American Express was the most effective of all brands advertising during the TV broadcast of the 86th Academy Awards, based on a 61.74% increase in the likelihood that consumers would purchase one of its products after seeing the ad. While extremely successful on social media, Samsung only ranked No. 18 in effectiveness among the 20 brands that advertised during the Oscars.
The cost for a thirty-second spot, rumored at between $1.8 million and $1.9 million, should pay off for some brands. Sprint and Lunesta followed closely behind American Express -- with 50.67% and 48.35% increases, respectively, in the likelihood that consumers would buy one of their products, per the BrandAds study.
Cadillac followed with 47.22%; and Chevrolet, 44.21%. About 38,369 consumers participated from across the United States.

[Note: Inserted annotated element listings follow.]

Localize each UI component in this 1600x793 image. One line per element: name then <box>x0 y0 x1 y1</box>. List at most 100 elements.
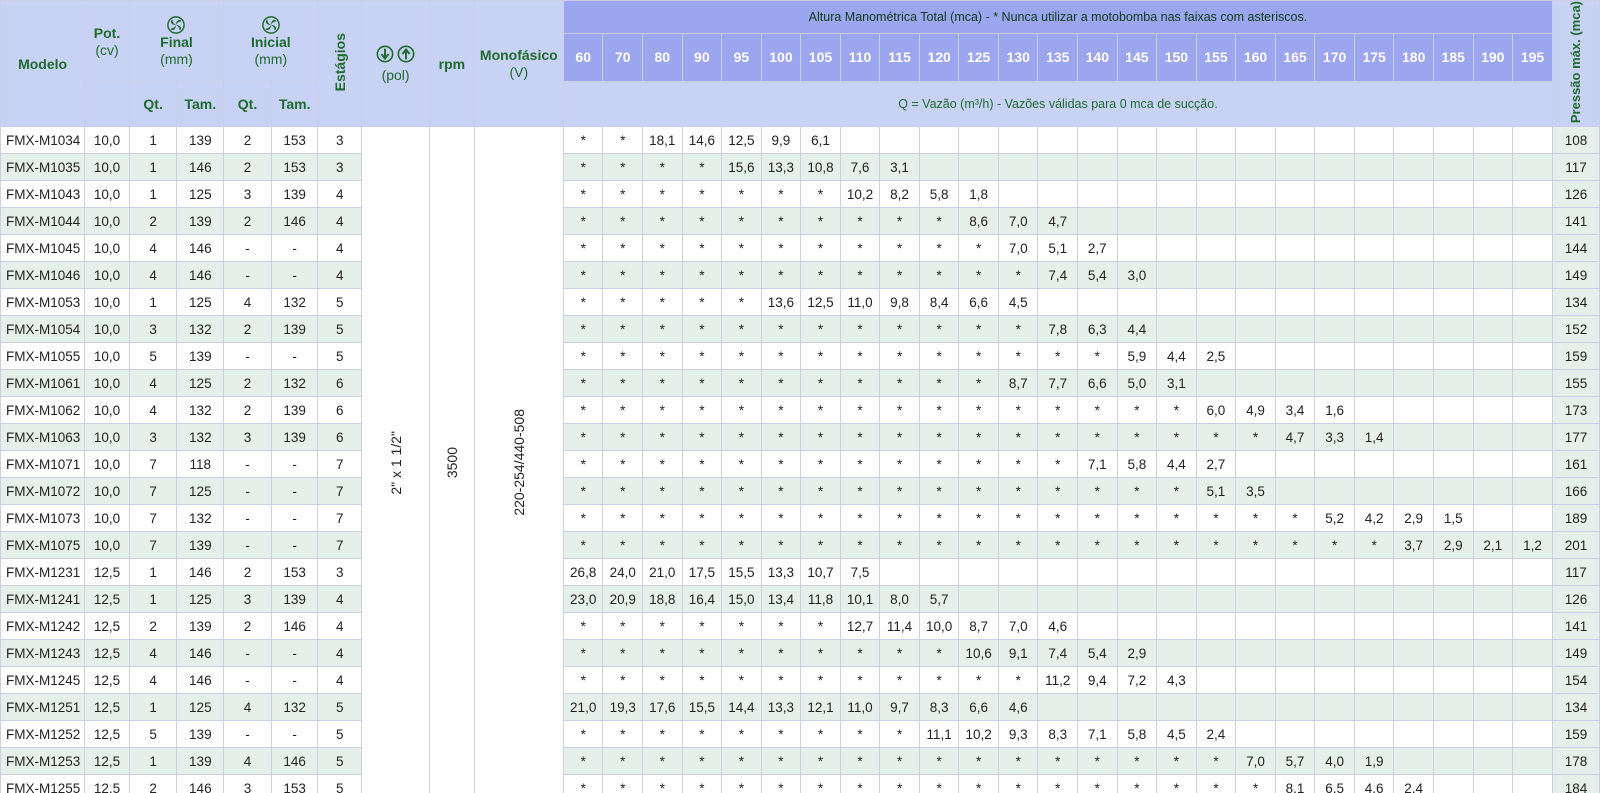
model-cell: FMX-M1045 <box>0 234 86 263</box>
pot-cell: 10,0 <box>84 477 130 506</box>
flow-cell <box>997 180 1039 209</box>
pot-cell: 12,5 <box>84 585 130 614</box>
flow-cell: * <box>681 261 723 290</box>
flow-cell: 13,6 <box>760 288 802 317</box>
flow-cell <box>1432 450 1474 479</box>
flow-cell <box>1314 261 1355 290</box>
flow-cell: * <box>879 531 920 560</box>
flow-cell: * <box>1116 747 1158 776</box>
flow-cell: * <box>602 288 644 317</box>
pressao-cell: 134 <box>1551 288 1600 317</box>
flow-cell: * <box>839 207 881 236</box>
height-header-cell: 115 <box>879 32 920 83</box>
inicial-tam-cell: 153 <box>270 558 319 587</box>
flow-cell: * <box>1116 531 1158 560</box>
pressao-cell: 126 <box>1551 180 1600 209</box>
flow-cell: 4,6 <box>1037 612 1079 641</box>
inicial-tam-cell: - <box>270 720 319 749</box>
model-cell: FMX-M1055 <box>0 342 86 371</box>
flow-cell: * <box>1235 774 1276 793</box>
flow-cell: * <box>681 423 723 452</box>
flow-cell <box>1432 612 1474 641</box>
final-tam-cell: 132 <box>176 315 225 344</box>
flow-cell <box>1512 639 1553 668</box>
inicial-tam-cell: 153 <box>270 774 319 793</box>
flow-cell <box>1512 288 1553 317</box>
final-tam-cell: 132 <box>176 396 225 425</box>
height-header-cell: 155 <box>1195 32 1237 83</box>
flow-cell <box>1512 153 1553 182</box>
flow-cell <box>1432 126 1474 155</box>
flow-cell <box>1274 477 1316 506</box>
flow-cell: * <box>562 207 604 236</box>
pot-cell: 10,0 <box>84 504 130 533</box>
height-header-cell: 140 <box>1077 32 1118 83</box>
pot-cell: 10,0 <box>84 126 130 155</box>
flow-cell: * <box>721 207 762 236</box>
flow-cell: * <box>1116 396 1158 425</box>
inicial-qt-cell: 2 <box>223 126 272 155</box>
flow-cell: * <box>562 153 604 182</box>
outlet-arrow-down-icon <box>376 45 394 63</box>
flow-cell: 7,1 <box>1077 720 1118 749</box>
flow-cell: * <box>721 774 762 793</box>
flow-cell: * <box>958 315 999 344</box>
final-tam-cell: 146 <box>176 774 225 793</box>
flow-cell: * <box>918 423 960 452</box>
flow-cell: 8,1 <box>1274 774 1316 793</box>
flow-cell <box>1274 666 1316 695</box>
table-body: FMX-M1034 10,0 1 139 2 153 3 2" x 1 1/2" 3500 220… <box>0 126 1600 793</box>
final-qt-cell: 1 <box>128 153 178 182</box>
flow-cell <box>1512 396 1553 425</box>
flow-cell: 4,4 <box>1116 315 1158 344</box>
flow-cell: * <box>721 234 762 263</box>
flow-cell: 11,2 <box>1037 666 1079 695</box>
flow-cell: * <box>1156 747 1197 776</box>
flow-cell <box>1235 558 1276 587</box>
flow-cell <box>1432 747 1474 776</box>
flow-cell <box>1037 693 1079 722</box>
flow-cell: * <box>1156 531 1197 560</box>
flow-cell: 21,0 <box>562 693 604 722</box>
final-qt-cell: 1 <box>128 558 178 587</box>
flow-cell <box>1195 369 1237 398</box>
flow-cell <box>1393 342 1434 371</box>
flow-cell: * <box>642 207 683 236</box>
flow-cell: * <box>562 261 604 290</box>
flow-cell <box>1235 666 1276 695</box>
flow-cell <box>1235 720 1276 749</box>
model-cell: FMX-M1053 <box>0 288 86 317</box>
flow-cell: * <box>681 774 723 793</box>
flow-cell <box>1353 477 1395 506</box>
flow-cell <box>1116 153 1158 182</box>
flow-cell: * <box>1037 774 1079 793</box>
flow-cell <box>1314 180 1355 209</box>
flow-cell: * <box>642 612 683 641</box>
flow-cell: * <box>918 396 960 425</box>
final-qt-cell: 5 <box>128 342 178 371</box>
flow-cell: * <box>602 639 644 668</box>
flow-cell <box>1353 693 1395 722</box>
final-qt-cell: 2 <box>128 612 178 641</box>
flow-cell <box>1314 450 1355 479</box>
final-tam-cell: 132 <box>176 423 225 452</box>
flow-cell <box>1195 288 1237 317</box>
flow-cell: * <box>839 747 881 776</box>
flow-cell: * <box>1195 423 1237 452</box>
flow-cell: * <box>681 396 723 425</box>
flow-cell: 7,5 <box>839 558 881 587</box>
flow-cell <box>1393 234 1434 263</box>
flow-cell: * <box>879 207 920 236</box>
flow-cell: * <box>681 342 723 371</box>
final-qt-cell: 2 <box>128 774 178 793</box>
flow-cell: * <box>839 369 881 398</box>
final-qt-cell: 1 <box>128 288 178 317</box>
flow-cell: 14,4 <box>721 693 762 722</box>
flow-cell: 6,6 <box>958 693 999 722</box>
estagios-cell: 7 <box>317 504 363 533</box>
table-row: FMX-M1075 10,0 7 139- -7 * * * * * * * * * * * * * * * * * * * *… <box>0 531 1600 560</box>
flow-cell: * <box>1156 423 1197 452</box>
flow-cell <box>1235 693 1276 722</box>
inicial-tam-cell: 132 <box>270 288 319 317</box>
height-header-cell: 150 <box>1156 32 1197 83</box>
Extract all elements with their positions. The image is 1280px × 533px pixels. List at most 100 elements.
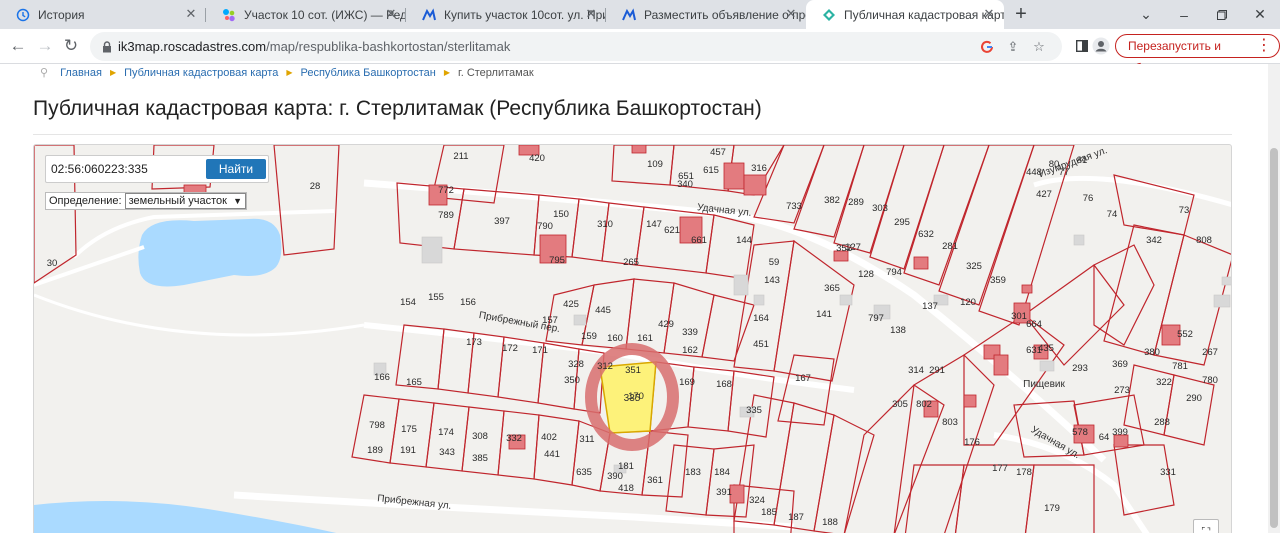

The participants described how likely they were to purchase a product or service from a brand by choosing one answer from a choice of five.
As for Samsung, due to the high likelihood that consumers would purchase a Samsung product prior to the Oscars, the increase in likelihood to purchase after seeing the Oscars rose only 12.35%. Some 43.2% posted someone on social media about the Oscars. Of those who did post something on social media, 25.7% posted on Facebook; 11.4%, Twitter; other, 4.2%; and LinkedIn, 1.7%.
Some 52.7% of survey participants engaged with a second screen. Of those who did, about 32.4% used a laptop or PC.
Female consumers' increase in likelihood to purchase the advertised products or services was 55.24% greater than that of male consumers.
Overall, the average ad effectiveness was 31.1%. The uptick in likelihood that consumers would purchase advertised products or services was 31.76% greater among consumers under the age of 18, compared with the average increase among consumers 18 and older.
Household income also mattered. The increase in likelihood that consumers would purchase an advertised product or service was 26.59% greater among survey participants with household income between $0 and 50,000, compared with consumers whose household income is greater than $50,000.